In C17 this has changed to:
N2310, § 6.5.4, ¶ 5:
Preceding an expression by a parenthesized type name converts the value of the expression to the unqualified version of the named type. This construction is called a cast.108) [...]
N2310, footnote 108):
- A cast does not yield an lvalue.
Both versions also have:
N2310, § 6.5.3.2, ¶ 4:
The unary * operator denotes indirection. [...]; if it points to an object, the result is an lvalue designating the object. If the operand has type "pointer to type", the result has type "type". [...]
So for C17 it should be clear: the above shown code should be the same as *((unsigned int *)0xDEADBEEF) = 0x00;, i.e., the volatile qualifier is dropped and thus this wouldn't be a volatile access, although we have the volatile in the cast expression.
For C11 I am not sure: if we take the footnote as obligatory, then it shouldn't be a volatile access either, because "a cast to a qualified type has the same effect as a cast to the unqualified version of the type"; but without that footnote and just the text in (§ 6.5.4, ¶ 5) in mind, I would say it should be a volatile access – or are there some other paragraphs in the spec which make it clear that this should not be a volatile access?
For the sake of completeness: following should be guaranteed to be a volatile access:
volatile unsigned int *mem = (unsigned int *)0xDEADBEEF;
*mem = 0x00;
1Assuming that a write to an object of volatile-qualified type is defined as an access to that object; see following:
N1570, § 6.7.3, ¶ 8:
[...] What constitutes an access to an object that has volatile-qualified type is implementation defined.
The two versions of the standard are essentially saying the same thing in two different ways, i.e. that a cast effectively results in a unqualified type.

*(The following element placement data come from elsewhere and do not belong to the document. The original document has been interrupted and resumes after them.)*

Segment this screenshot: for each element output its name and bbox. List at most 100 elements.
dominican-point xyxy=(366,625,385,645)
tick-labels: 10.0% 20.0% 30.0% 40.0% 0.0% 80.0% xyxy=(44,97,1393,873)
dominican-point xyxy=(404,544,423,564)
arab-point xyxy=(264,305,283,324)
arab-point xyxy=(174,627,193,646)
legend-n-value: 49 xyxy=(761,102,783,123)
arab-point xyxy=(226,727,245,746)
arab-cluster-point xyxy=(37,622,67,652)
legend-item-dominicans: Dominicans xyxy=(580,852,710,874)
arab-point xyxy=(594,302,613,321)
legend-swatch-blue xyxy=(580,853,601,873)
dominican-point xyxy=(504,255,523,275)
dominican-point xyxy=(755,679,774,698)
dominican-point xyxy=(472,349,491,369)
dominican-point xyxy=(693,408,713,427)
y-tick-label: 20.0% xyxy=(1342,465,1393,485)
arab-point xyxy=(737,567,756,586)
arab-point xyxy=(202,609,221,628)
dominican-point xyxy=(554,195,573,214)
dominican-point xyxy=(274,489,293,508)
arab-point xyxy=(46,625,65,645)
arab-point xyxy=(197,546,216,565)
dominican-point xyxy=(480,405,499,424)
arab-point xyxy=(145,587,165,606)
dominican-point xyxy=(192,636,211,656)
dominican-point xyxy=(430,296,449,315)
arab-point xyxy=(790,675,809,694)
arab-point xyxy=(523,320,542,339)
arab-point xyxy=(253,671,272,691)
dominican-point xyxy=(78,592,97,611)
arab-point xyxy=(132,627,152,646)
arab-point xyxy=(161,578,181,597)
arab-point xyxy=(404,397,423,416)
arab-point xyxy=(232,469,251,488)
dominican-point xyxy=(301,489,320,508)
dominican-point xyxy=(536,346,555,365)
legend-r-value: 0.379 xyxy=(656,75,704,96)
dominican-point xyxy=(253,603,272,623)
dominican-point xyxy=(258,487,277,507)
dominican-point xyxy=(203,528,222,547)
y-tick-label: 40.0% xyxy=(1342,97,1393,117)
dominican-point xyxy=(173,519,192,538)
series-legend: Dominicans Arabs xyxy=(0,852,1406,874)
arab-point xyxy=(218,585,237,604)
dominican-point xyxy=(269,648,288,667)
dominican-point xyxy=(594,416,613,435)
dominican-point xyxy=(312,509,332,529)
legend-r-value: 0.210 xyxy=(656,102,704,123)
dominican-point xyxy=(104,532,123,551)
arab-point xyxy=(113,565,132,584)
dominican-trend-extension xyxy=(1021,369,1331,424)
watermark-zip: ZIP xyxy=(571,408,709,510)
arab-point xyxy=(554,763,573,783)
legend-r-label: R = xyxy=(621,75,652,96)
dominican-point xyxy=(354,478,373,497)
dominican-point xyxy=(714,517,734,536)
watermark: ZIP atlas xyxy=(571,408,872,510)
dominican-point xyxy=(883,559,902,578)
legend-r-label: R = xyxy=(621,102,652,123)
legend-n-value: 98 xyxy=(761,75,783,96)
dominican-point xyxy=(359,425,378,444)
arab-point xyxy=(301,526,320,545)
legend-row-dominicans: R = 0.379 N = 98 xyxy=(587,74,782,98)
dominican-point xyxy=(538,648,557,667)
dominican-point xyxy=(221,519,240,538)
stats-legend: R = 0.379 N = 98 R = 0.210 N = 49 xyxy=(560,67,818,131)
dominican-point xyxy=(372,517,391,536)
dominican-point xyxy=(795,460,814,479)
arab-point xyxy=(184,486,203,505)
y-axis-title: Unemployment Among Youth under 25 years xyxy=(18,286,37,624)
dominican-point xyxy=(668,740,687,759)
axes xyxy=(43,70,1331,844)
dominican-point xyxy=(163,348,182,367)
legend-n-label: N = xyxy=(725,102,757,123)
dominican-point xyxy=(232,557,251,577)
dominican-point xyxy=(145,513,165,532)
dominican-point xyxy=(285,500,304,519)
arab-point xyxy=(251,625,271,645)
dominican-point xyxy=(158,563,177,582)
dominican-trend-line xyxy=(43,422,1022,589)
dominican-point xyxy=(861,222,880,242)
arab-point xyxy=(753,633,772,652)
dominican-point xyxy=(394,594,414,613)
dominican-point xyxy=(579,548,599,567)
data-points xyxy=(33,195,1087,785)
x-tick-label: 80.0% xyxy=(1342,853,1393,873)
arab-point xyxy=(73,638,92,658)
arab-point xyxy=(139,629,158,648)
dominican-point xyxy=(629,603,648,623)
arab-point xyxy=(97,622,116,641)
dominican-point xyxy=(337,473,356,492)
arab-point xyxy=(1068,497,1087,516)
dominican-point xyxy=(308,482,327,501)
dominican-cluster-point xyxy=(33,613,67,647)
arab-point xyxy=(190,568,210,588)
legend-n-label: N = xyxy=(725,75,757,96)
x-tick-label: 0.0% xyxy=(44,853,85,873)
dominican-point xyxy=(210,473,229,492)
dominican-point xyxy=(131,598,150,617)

What you seem to be confused by here is that you're not actually casting to a qualified type. You're casting to a pointer (which is unqualified in this case) to a qualified type. The pointer itself is not qualified, but what it points to is.
So this:
*((volatile unsigned int *)0xDEADBEEF) = 0x00;
Is considered volatile access, as the constant 0xDEADBEEF is converted to a pointer (which is not volatile) to a volatile unsigned int, and that pointer is subsequently dereferenced to access the volatile object.